Unilever Acquires Grüns: What This Bet on Celebrity Greens Supplements Signals
When a company like Unilever — $60B in annual revenue, Dove, Lipton, Magnum in its portfolio — acquires a greens gummy brand co-founded with a rapper, that's a market signal worth reading carefully.
The Unilever acquisition of Grüns is official. And it says something important about where the supplement industry is heading.
Key Takeaways
- Unilever acquires Grüns, the greens gummy supplement brand co-founded with Drake
- Fits Unilever's health and wellbeing portfolio strategy (Liquid IV, Nutrafol)
- Grüns disrupted greens supplements by replacing powder format with accessible gummies
- Strong signal: Big FMCG is fully validating premium functional supplements at scale
- Celebrity-backed supplement brands now attract significant acquisition premiums from legacy CPGs
Who Grüns Is and Why Unilever Wants It
Grüns was founded by Daniel Freed with Drake as co-founder and public face. The brand took a clear position from day one: make greens supplements accessible to a mainstream audience by ditching the powder format for gummies. Same format-democratization strategy as Create Wellness with creatine — different category, same logic.
The difference from other celebrity-backed brands: Grüns built a serious product foundation before leveraging Drake's image. The formula is substantive — vitamins, minerals, plant extracts — and the gummy format solved the core problem with greens powders: taste and daily use friction.
Unilever isn't buying an image. It's buying distribution, a customer base, and a format that's proven it can reach a different audience than traditional supplement users.
Unilever's Wellness Play: A Strategy Accelerating
This acquisition isn't isolated in Unilever's strategy. The group acquired Liquid IV (electrolyte hydration) in 2020, Nutrafol (hair health supplements) in 2022. The direction is clear: Unilever is building a portfolio in premium functional supplements, targeting high-growth categories where the science is solid enough to justify a pricing premium.
Greens, creatine, electrolytes, collagen, hair — these are the five categories concentrating most supplement market growth in 2024-2026. Unilever is now positioned in three of them.
What This Means for the Supplement Market
When FMCG giants acquire premium supplement brands, several things happen simultaneously in the market.
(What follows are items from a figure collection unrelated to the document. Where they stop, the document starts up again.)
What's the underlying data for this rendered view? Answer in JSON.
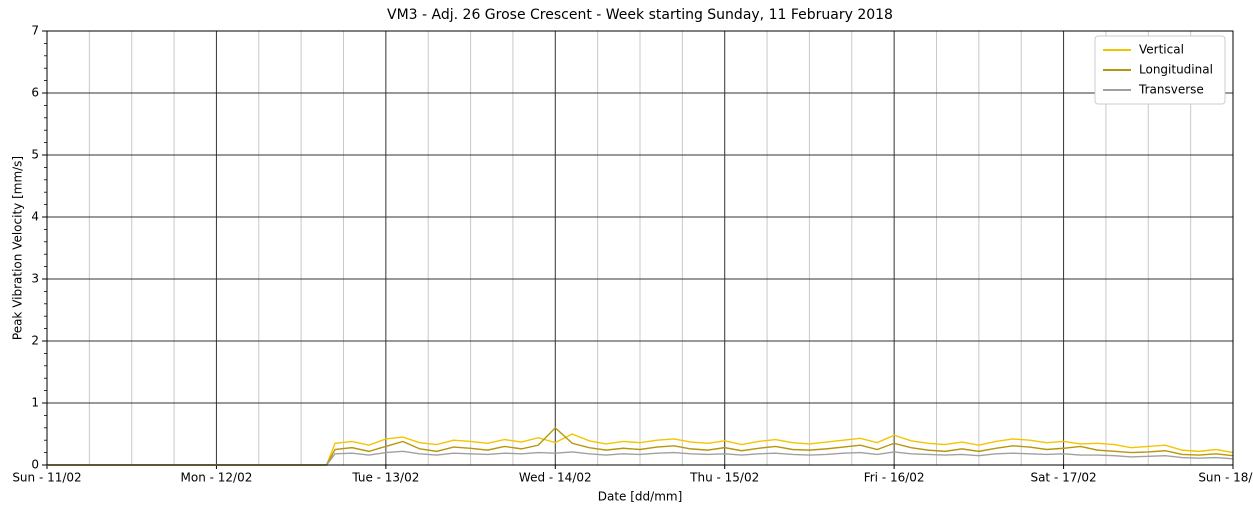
{
  "chart_data": {
    "type": "line",
    "title": "VM3 - Adj. 26 Grose Crescent - Week starting Sunday, 11 February 2018",
    "xlabel": "Date [dd/mm]",
    "ylabel": "Peak Vibration Velocity [mm/s]",
    "x": [
      0,
      1.65,
      1.7,
      1.8,
      1.9,
      2.0,
      2.1,
      2.2,
      2.3,
      2.4,
      2.5,
      2.6,
      2.7,
      2.8,
      2.9,
      3.0,
      3.1,
      3.2,
      3.3,
      3.4,
      3.5,
      3.6,
      3.7,
      3.8,
      3.9,
      4.0,
      4.1,
      4.2,
      4.3,
      4.4,
      4.5,
      4.6,
      4.7,
      4.8,
      4.9,
      5.0,
      5.1,
      5.2,
      5.3,
      5.4,
      5.5,
      5.6,
      5.7,
      5.8,
      5.9,
      6.0,
      6.1,
      6.2,
      6.3,
      6.4,
      6.5,
      6.6,
      6.7,
      6.8,
      6.9,
      7.0
    ],
    "series": [
      {
        "name": "Vertical",
        "color": "#f5c400",
        "values": [
          0,
          0,
          0.35,
          0.38,
          0.32,
          0.42,
          0.45,
          0.36,
          0.33,
          0.4,
          0.38,
          0.35,
          0.41,
          0.37,
          0.44,
          0.36,
          0.5,
          0.39,
          0.34,
          0.38,
          0.36,
          0.4,
          0.42,
          0.37,
          0.35,
          0.39,
          0.33,
          0.38,
          0.41,
          0.36,
          0.34,
          0.37,
          0.4,
          0.43,
          0.36,
          0.48,
          0.39,
          0.35,
          0.33,
          0.37,
          0.32,
          0.38,
          0.42,
          0.4,
          0.36,
          0.38,
          0.34,
          0.35,
          0.33,
          0.28,
          0.3,
          0.32,
          0.24,
          0.22,
          0.25,
          0.2
        ]
      },
      {
        "name": "Longitudinal",
        "color": "#b8960c",
        "values": [
          0,
          0,
          0.25,
          0.28,
          0.22,
          0.3,
          0.38,
          0.26,
          0.22,
          0.29,
          0.27,
          0.24,
          0.3,
          0.26,
          0.32,
          0.6,
          0.35,
          0.28,
          0.24,
          0.27,
          0.25,
          0.29,
          0.31,
          0.26,
          0.24,
          0.28,
          0.23,
          0.27,
          0.3,
          0.25,
          0.24,
          0.26,
          0.29,
          0.32,
          0.25,
          0.35,
          0.28,
          0.24,
          0.22,
          0.26,
          0.22,
          0.27,
          0.31,
          0.29,
          0.25,
          0.27,
          0.3,
          0.24,
          0.22,
          0.2,
          0.21,
          0.23,
          0.17,
          0.16,
          0.18,
          0.15
        ]
      },
      {
        "name": "Transverse",
        "color": "#a0a0a0",
        "values": [
          0,
          0,
          0.18,
          0.19,
          0.16,
          0.2,
          0.22,
          0.18,
          0.16,
          0.19,
          0.18,
          0.17,
          0.19,
          0.18,
          0.2,
          0.19,
          0.21,
          0.18,
          0.16,
          0.18,
          0.17,
          0.19,
          0.2,
          0.18,
          0.17,
          0.18,
          0.16,
          0.18,
          0.19,
          0.17,
          0.16,
          0.17,
          0.19,
          0.2,
          0.17,
          0.21,
          0.18,
          0.17,
          0.16,
          0.17,
          0.15,
          0.18,
          0.19,
          0.18,
          0.17,
          0.18,
          0.16,
          0.16,
          0.15,
          0.13,
          0.14,
          0.15,
          0.12,
          0.11,
          0.12,
          0.1
        ]
      }
    ],
    "xlim": [
      0,
      7
    ],
    "xticks": [
      {
        "value": 0,
        "label": "Sun - 11/02"
      },
      {
        "value": 1,
        "label": "Mon - 12/02"
      },
      {
        "value": 2,
        "label": "Tue - 13/02"
      },
      {
        "value": 3,
        "label": "Wed - 14/02"
      },
      {
        "value": 4,
        "label": "Thu - 15/02"
      },
      {
        "value": 5,
        "label": "Fri - 16/02"
      },
      {
        "value": 6,
        "label": "Sat - 17/02"
      },
      {
        "value": 7,
        "label": "Sun - 18/02"
      }
    ],
    "xminorticks": [
      0.25,
      0.5,
      0.75,
      1.25,
      1.5,
      1.75,
      2.25,
      2.5,
      2.75,
      3.25,
      3.5,
      3.75,
      4.25,
      4.5,
      4.75,
      5.25,
      5.5,
      5.75,
      6.25,
      6.5,
      6.75
    ],
    "ylim": [
      0,
      7
    ],
    "yticks": [
      0,
      1,
      2,
      3,
      4,
      5,
      6,
      7
    ],
    "yminorticks": [
      0.2,
      0.4,
      0.6,
      0.8,
      1.2,
      1.4,
      1.6,
      1.8,
      2.2,
      2.4,
      2.6,
      2.8,
      3.2,
      3.4,
      3.6,
      3.8,
      4.2,
      4.4,
      4.6,
      4.8,
      5.2,
      5.4,
      5.6,
      5.8,
      6.2,
      6.4,
      6.6,
      6.8
    ],
    "grid": true,
    "legend": "upper right"
  }
}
Category validation. Unilever doesn't bet on niches — the group targets categories with mass market potential. Their choice of greens gummies confirms the category is judged mature enough for mainstream distribution.
Rising acquisition premiums. Every FMCG supplement acquisition recalibrates valuation multiples for other brands in the same space. Founders and investors in the wellness segment will reference this transaction in upcoming funding rounds and M&A conversations.
Pressure on independent brands. With Unilever's distribution power behind Grüns, independent greens brands will see their market conditions shift. Shelf space competition in retail and e-commerce visibility will intensify.
What Independent Brands Can Take From This
The Grüns acquisition confirms a dynamic the industry has watched since 2020: supplement brands that succeed on both formula AND format — and that build an audience before seeking an exit — are the most attractive to strategic acquirers. Danone's acquisition of Huel and Herbalife's purchase of Bioniq earlier this year follow the same consolidation logic.
It wasn't the Drake association that convinced Unilever. It was the demonstration that a different format could accelerate adoption of an entire category. That's the real strategic value of Grüns — and the lesson brands in build phase can take from it.